LONDON, May 1 (UPI) -- Carol Ann Duffy, whose poetry has "stretched our imaginations," has been named Britain's first female poet laureate, Prime Minister Gordon Brown said Friday.

Duffy, 53, joins a list that has been occupied by such literary giants as Dryden, Tennyson, Wordsworth and Ted Hughes, The New York Times reported.


In choosing her to succeed Andrew Motion, Brown said: "She is a truly brilliant modern poet who has stretched our imaginations by putting the whole range of human experiences into lines that capture the emotions perfectly."

Duffy said the honor is a step forward for all female poets.

The Scottish poet said she had debated whether to accept the post, The Guardian reported.

"The decision was purely because they hadn't had a woman," Duffy said. "I look on it as recognition of the great women poets we now have writing, like Alice Oswald."

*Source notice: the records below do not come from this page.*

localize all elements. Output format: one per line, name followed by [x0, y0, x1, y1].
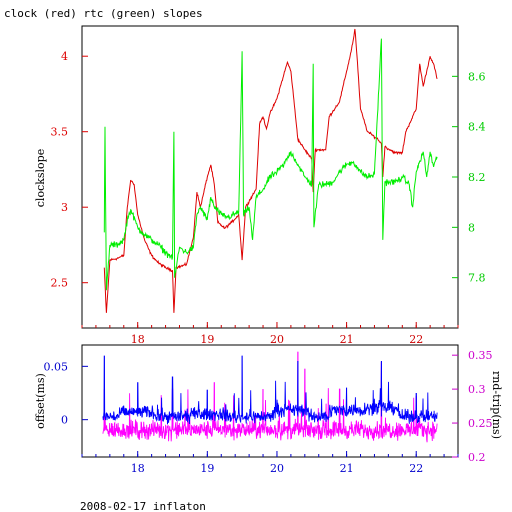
- bottom-y2-axis-label: rnd-trip(ms): [490, 371, 503, 439]
- top-y2-tick-label: 8.2: [468, 171, 486, 184]
- bottom-y-tick-label: 0.05: [44, 360, 69, 373]
- bottom-series-line-0: [102, 355, 438, 425]
- bottom-right-axis: 0.2 0.25 0.3 0.35: [452, 349, 493, 464]
- bottom-x-tick-label: 18: [131, 462, 145, 475]
- top-x-tick-label: 20: [270, 333, 284, 346]
- bottom-left-axis: 00.05: [44, 360, 88, 427]
- top-y-tick-label: 2.5: [51, 277, 69, 290]
- top-y-tick-label: 3: [61, 201, 68, 214]
- top-y-tick-label: 3.5: [51, 126, 69, 139]
- footer-label: 2008-02-17 inflaton: [80, 500, 206, 512]
- top-series: [103, 28, 438, 313]
- bottom-y-tick-label: 0: [61, 414, 68, 427]
- top-x-tick-label: 18: [131, 333, 145, 346]
- top-series-line-0: [103, 28, 438, 313]
- bottom-series: [102, 351, 438, 443]
- bottom-x-tick-label: 22: [409, 462, 423, 475]
- bottom-x-tick-label: 21: [340, 462, 354, 475]
- top-series-line-1: [103, 38, 438, 291]
- top-left-axis: 2.5 3 3.5 4: [51, 50, 88, 290]
- bottom-y2-tick-label: 0.2: [468, 451, 486, 464]
- bottom-y2-tick-label: 0.35: [468, 349, 493, 362]
- top-right-axis: 7.8 8 8.2 8.4 8.6: [452, 70, 486, 285]
- bottom-x-tick-label: 20: [270, 462, 284, 475]
- bottom-x-tick-label: 19: [200, 462, 214, 475]
- top-x-tick-label: 21: [340, 333, 354, 346]
- top-y2-tick-label: 7.8: [468, 272, 486, 285]
- top-y2-tick-label: 8.4: [468, 121, 486, 134]
- bottom-plot-frame: [81, 344, 459, 458]
- top-y2-tick-label: 8: [468, 221, 475, 234]
- top-y-tick-label: 4: [61, 50, 68, 63]
- bottom-y2-tick-label: 0.3: [468, 383, 486, 396]
- chart-title: clock (red) rtc (green) slopes: [4, 7, 203, 20]
- top-y-axis-label: clockslope: [34, 149, 47, 207]
- top-y2-tick-label: 8.6: [468, 70, 486, 83]
- offset-roundtrip-chart: 00.05 0.20.250.30.35 18 19 20 21 22 offset(m…: [34, 344, 503, 475]
- top-x-tick-label: 22: [409, 333, 423, 346]
- bottom-x-axis: 18 19 20 21 22: [81, 451, 459, 475]
- top-x-tick-label: 19: [200, 333, 214, 346]
- bottom-y2-tick-label: 0.25: [468, 417, 493, 430]
- clock-rtc-slope-chart: 2.5 3 3.5 4 7.8 8 8.2 8.4 8.6 18 19 20 21 22 clocks…: [34, 25, 486, 346]
- top-x-axis: 18 19 20 21 22: [81, 322, 459, 346]
- bottom-y-axis-label: offset(ms): [34, 373, 47, 429]
- bottom-series-line-1: [102, 351, 438, 443]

The post of poet laureate was created 341 years ago to honor national and royal occasions by commissioning poets for them. It has evolved over time, with Motion being credited with imbuing the position with new relevance by using it as platform to bring poetry education into schools and starting the Poetry Archive, which the Times said is a compendium of poets reading their work aloud.


Duffy said she wants "to contribute to people's understanding of what poetry can do" and where it can be found.

Accepting the post will mean increased public scrutiny, but Duffy said she is determined to keep her life private.

"I'm a very private person and I will continue to fiercely protect my privacy and my daughter," she said.